|The standard of record keeping within health professions has been the subject of much concern during the last decade. Northern Ireland Public Inquiries during 2004 – 2009 recognised inaccurate record keeping practice as a particular failing of service provision. Themes arising from recommendations include incomplete records; information not recorded on admission, discharge and during an episode of care; and lack of evidence of patient and carer engagement.|
Since 2009 under the commission of the Chief Nursing Officer for Northern Ireland, NIPEC has been taking forward a project, Chaired by Mr Alan Corry-Finn, Executive Director of Nursing, Western Health and Social Care Trust, the aim of which is to improve the standard of nurse record keeping practice in the region.

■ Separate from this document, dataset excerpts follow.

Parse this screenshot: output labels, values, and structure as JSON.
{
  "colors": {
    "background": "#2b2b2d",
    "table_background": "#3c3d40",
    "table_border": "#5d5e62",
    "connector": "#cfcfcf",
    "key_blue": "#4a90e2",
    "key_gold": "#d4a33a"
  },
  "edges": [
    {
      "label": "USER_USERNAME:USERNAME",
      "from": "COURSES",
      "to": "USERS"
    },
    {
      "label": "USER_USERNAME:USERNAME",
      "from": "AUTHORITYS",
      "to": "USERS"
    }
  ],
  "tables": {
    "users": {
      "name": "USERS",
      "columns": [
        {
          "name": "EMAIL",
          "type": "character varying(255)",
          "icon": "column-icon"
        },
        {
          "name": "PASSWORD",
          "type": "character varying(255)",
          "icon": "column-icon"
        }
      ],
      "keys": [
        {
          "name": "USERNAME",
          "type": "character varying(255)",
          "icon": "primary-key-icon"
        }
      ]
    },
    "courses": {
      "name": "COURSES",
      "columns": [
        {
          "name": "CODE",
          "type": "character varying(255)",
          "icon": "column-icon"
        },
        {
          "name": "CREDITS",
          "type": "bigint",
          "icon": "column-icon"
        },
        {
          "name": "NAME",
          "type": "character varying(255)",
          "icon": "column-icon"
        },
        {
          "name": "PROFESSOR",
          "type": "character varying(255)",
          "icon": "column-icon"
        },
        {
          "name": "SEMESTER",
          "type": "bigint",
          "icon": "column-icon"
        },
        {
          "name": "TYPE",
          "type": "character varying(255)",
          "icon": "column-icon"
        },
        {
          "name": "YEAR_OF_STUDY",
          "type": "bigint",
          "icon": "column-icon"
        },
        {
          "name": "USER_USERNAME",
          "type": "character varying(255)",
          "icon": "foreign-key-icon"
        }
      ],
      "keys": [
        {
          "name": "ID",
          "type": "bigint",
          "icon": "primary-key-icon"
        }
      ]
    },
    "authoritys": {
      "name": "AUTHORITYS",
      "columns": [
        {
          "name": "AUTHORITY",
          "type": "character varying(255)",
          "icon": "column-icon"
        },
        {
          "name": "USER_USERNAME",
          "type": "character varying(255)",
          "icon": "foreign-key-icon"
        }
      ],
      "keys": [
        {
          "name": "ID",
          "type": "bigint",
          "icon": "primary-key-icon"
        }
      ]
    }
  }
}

In Phase 1 of Recording Care the project oversaw the spread of improvement methodologies for record keeping practice for nursing and midwifery within acute care settings in Health and Social Care (HSC) Trusts, Northern Ireland. Outcomes of the Project an improvement of 30% in record keeping practice calculated via the NIPEC Online Audit Tool (NOAT) across 105 wards engaged in the Project from baseline to completion of a bespoke Practice Improvement Programme (PIP).
The publication of the new NMC Code now provides an opportune context setting out standards and a clear expectation of the practice, behaviours and attitudes required from registrants. Revalidation processes, due to be launched in 2016, will for the first time require individual nurses and midwives to demonstrate through a range of evidential requirements that they are fit to practise against the standards of the Code.
It is in that context the Chief Nursing Officers (CNOs) working alongside the Nursing and Midwifery Council (NMC) will take forward a nationwide initiative to define what professionalism means in practice. The work is being Chaired by Professor Charlotte McArdle on behalf of the UK CNOs.